2. Description of the Background Art
Orbital welders are widely used in the construction of fluid handling systems, for example semiconductor processing equipment. Known orbital welders join metal tubes in an end-to-end fashion by forming a flat, circular weld around the circumference of the tubes' opposing ends. One problem encountered by conventional orbital welders is that the ends of the tubes which are to be joined must be precisely aligned prior to performing the welding operation.
When aligning tubes in an orbital welder, there are several conditions which must be met before the welding operation can begin. First, the seam where the weld will be formed must be aligned with the weld tip to ensure proper bead coverage at the tube interface. Another condition which must be monitored is the alignment of the open ends of the tubes with one another when abutted in the orbital welder. This condition ensures that the mating ends of the tubes are both laterally (axially) aligned and planar (flat) perpendicular to the running directions of the tubes. The final condition required when aligning tubes in an orbital welder is checking the ovality of the mating ends of the tubes to ensure that the mating ends of the tubes are substantially circular.
As a result of these requirements, aligning the mating ends of two tubes within prior art orbital welders has been notoriously time-consuming and/or resulted in a relatively high number of unacceptable welds. For example, it is common for a skilled operator to require a minimum of 5 minutes to align a pair of tubes using such orbital welders. The alignment of tubes is time-consuming because the operator must align the mating ends of the tubes merely by eye, while keeping the above alignment conditions in check. Additionally, the area within the orbital welder where alignment must occur is generally enclosed and not well-illuminated, also hindering the alignment process. Finally, the operator must also prevent external influences, such as the tube clamping process and external vibrations, from upsetting the alignment of the tubes.

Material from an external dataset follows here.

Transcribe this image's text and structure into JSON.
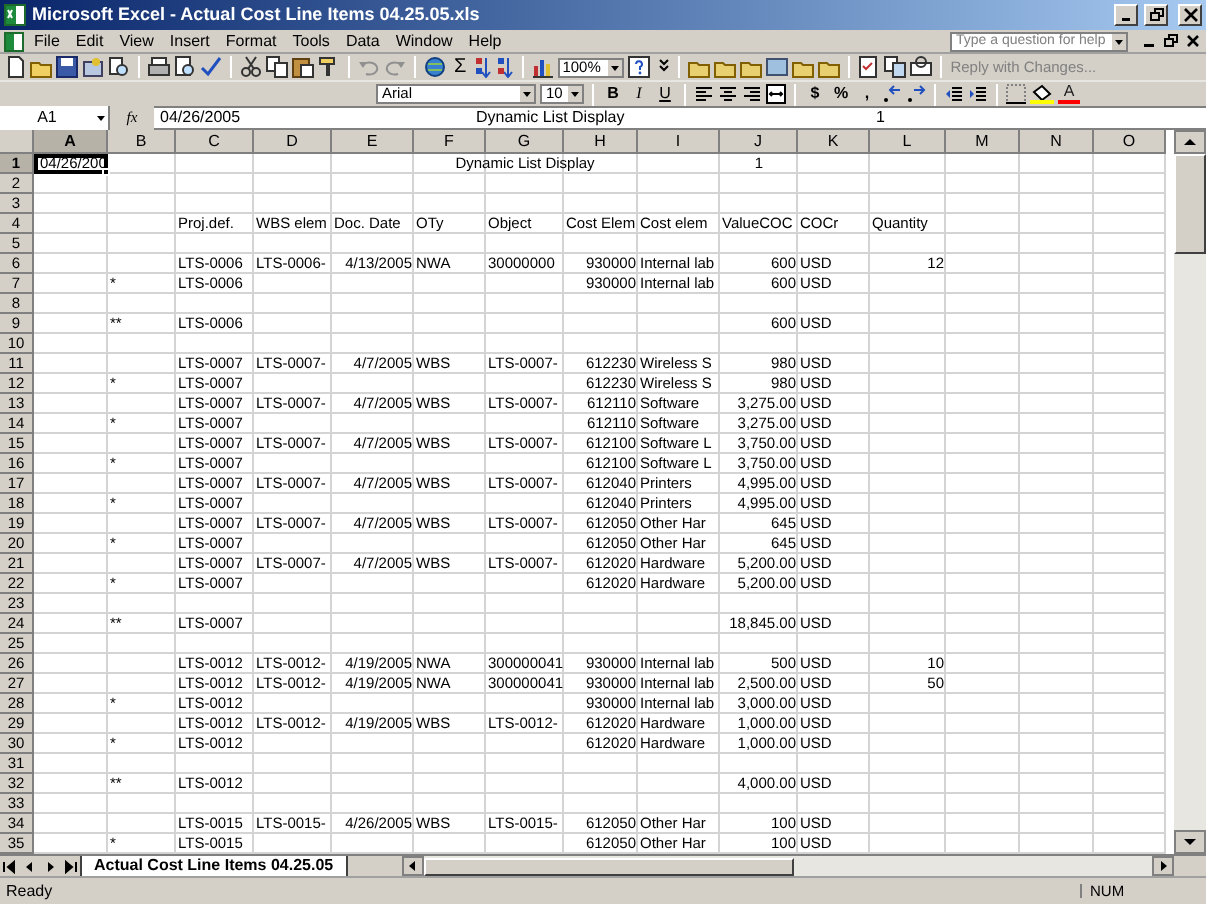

FIG. 1 is a top plan view of a typical orbital welder 100, which includes an insulating body 102, tube clamps 104 and 106, a rotor 108, a weld tip 110, and a rotation and voltage controller 112. Clamps 104 and 106 hold tubes 114 and 116, respectively, in position for welding, and are maintained at a common voltage (e.g., ground) and in electrical contact with tubes 114 and 116. Rotor 108 is disposed within body 102 so as to be rotatable about an axis 118 passing through the center of the open ends of tubes 114 and 116. Body 102 provides electrical insulation between rotor 108 and clamps 104 and 106. Rotation and voltage controller 112 functions to rotate rotor 108 within body 102, and to apply a voltage, via rotor 108, to attached weld tip 110.
FIG. 2 shows a cross-sectional view of orbital welder 100, taken along line A—A of FIG. 1. As controller 112 rotates rotor 108 about axis 118 and applies a high voltage to weld tip 110, an arc weld 202 is formed between the open ends of tubes 114 and 116. Because clamps 104 and 106 are held at the common voltage, they must be displaced a safe distance from weld tip 110, so as not to generate an arc there between. The distance between clamps 104 and 106 and the open ends of tubes 114 and 116 makes alignment of the open ends of tubes 114 and 116 more difficult. Moreover, as discussed above, the interior chambers of known orbital welders are dark, and, therefore, visual confirmation of proper alignment is difficult.
What is needed is an orbital welder that facilitates efficient alignment of the tube pieces that are to be welded. What is also needed is an orbital welder that facilitates easy confirmation of proper alignment.